That's it! All SLURM detection, coordinator setup, and JAX initialization happens automatically.

## Quick Start Example

Let's see how easy distributed computing can be:

In [1]:
from ptdalgorithms import initialize_distributed

# Initialize distributed computing (handles everything automatically)
dist_info = initialize_distributed(
    coordinator_port=12345,
    platform="cpu",
    enable_x64=True
)

# Check configuration
print(f"Process ID: {dist_info.process_id}")
print(f"Total processes: {dist_info.num_processes}")
print(f"Local devices: {dist_info.local_device_count}")
print(f"Global devices: {dist_info.global_device_count}")
print(f"Is coordinator: {dist_info.is_coordinator}")
print(f"\nFull configuration:")
print(dist_info)

[INFO] Not running under SLURM - using single-node setup
[INFO] Configured JAX for 1 CPU devices
[INFO] JAX x64 precision enabled
[INFO] Single-node setup - no distributed initialization needed
[INFO] 
Distributed Configuration:
  Job ID: N/A
  Process: 0/1
  Coordinator: localhost:12345 (this node)
  Local devices: 1
  Global devices: 1
  Platform: cpu


Process ID: 0
Total processes: 1
Local devices: 1
Global devices: 1
Is coordinator: True

Full configuration:
Distributed Configuration:
  Job ID: N/A
  Process: 0/1
  Coordinator: localhost:12345 (this node)
  Local devices: 1
  Global devices: 1
  Platform: cpu


## DistributedConfig Object

The `initialize_distributed()` function returns a `DistributedConfig` object with all the information you need:

| Attribute | Description |
|-----------|-------------|
| `num_processes` | Total number of processes (nodes) |
| `process_id` | This process's rank (0 to num_processes-1) |
| `local_device_count` | Number of devices on this node |
| `global_device_count` | Total devices across all nodes |
| `is_coordinator` | True if this is the coordinator (rank 0) |
| `coordinator_address` | Address of coordinator ("host:port") |
| `job_id` | SLURM job ID (if running under SLURM) |

## Simple Distributed Computation

Let's build a complete example that evaluates a phase-type distribution across multiple devices:

In [2]:
import numpy as np
import jax
import jax.numpy as jnp
from ptdalgorithms import Graph

def build_erlang_model(num_stages=5):
    """
    Build an Erlang distribution (sum of exponentials).
    
    This represents the time until the num_stages'th event
    in a Poisson process.
    """
    g = Graph(1)
    start = g.starting_vertex()
    
    # Create chain of states
    vertices = [start]
    for i in range(num_stages):
        v = g.find_or_create_vertex([i + 1])
        vertices.append(v)
    
    # Add edges with rate 1.0
    for i in range(num_stages):
        vertices[i].add_edge(vertices[i + 1], 1.0)
    
    return g

# Build model
graph = build_erlang_model(num_stages=5)
print(f"Built Erlang(5) distribution with {graph.vertices_length()} states")
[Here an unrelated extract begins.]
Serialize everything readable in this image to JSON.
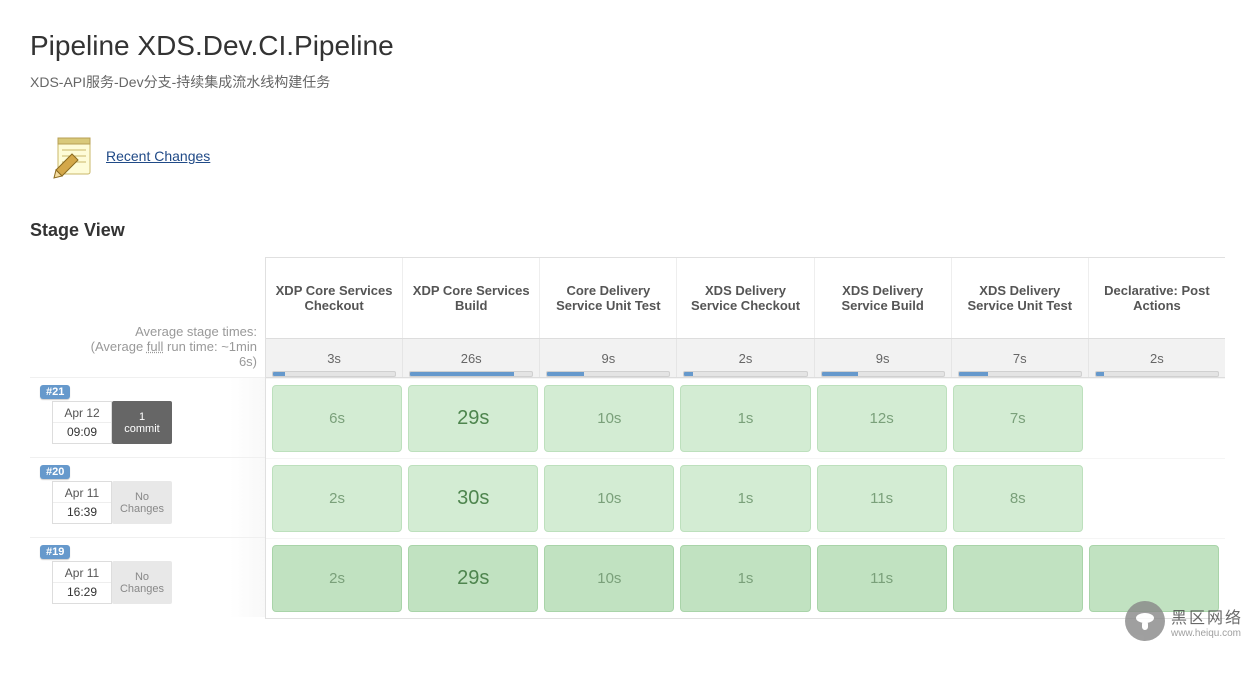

Built Erlang(5) distribution with 6 states


### Parallel PDF Evaluation

Now let's evaluate the PDF at multiple time points in parallel using JAX:

In [3]:
def evaluate_pdf_parallel(graph, time_points, dist_info):
    """
    Evaluate PDF at multiple time points using parallel computation.
    """
    # Determine how many points per device
    n_points = len(time_points)
    points_per_device = n_points // dist_info.local_device_count
    
    # Reshape for pmap: (n_devices, points_per_device)
    time_points_reshaped = time_points[:dist_info.local_device_count * points_per_device]
    time_points_reshaped = time_points_reshaped.reshape(
        (dist_info.local_device_count, points_per_device)
    )
    
    # Define PDF evaluation function
    def eval_pdf(t):
        return graph.pdf(float(t))
    
    # Vectorize over time points on each device
    vmap_pdf = jax.vmap(eval_pdf)
    
    # Parallelize across devices
    pmap_pdf = jax.pmap(vmap_pdf)
    
    # Evaluate
    time_points_jax = jnp.array(time_points_reshaped)
    pdf_values = pmap_pdf(time_points_jax)
    
    # Flatten results
    return time_points_reshaped.flatten(), pdf_values.flatten()

# Generate time points
time_points = np.linspace(0.1, 10.0, 32)

# Evaluate in parallel
times, pdf_vals = evaluate_pdf_parallel(graph, time_points, dist_info)

# Display results
if dist_info.is_coordinator:
    print(f"\nEvaluated {len(times)} time points in parallel")
    print(f"Distributed across {dist_info.global_device_count} devices")
    print(f"\nSample values:")
    for i in range(min(5, len(times))):
        print(f"  t={times[i]:.2f} -> PDF={pdf_vals[i]:.6f}")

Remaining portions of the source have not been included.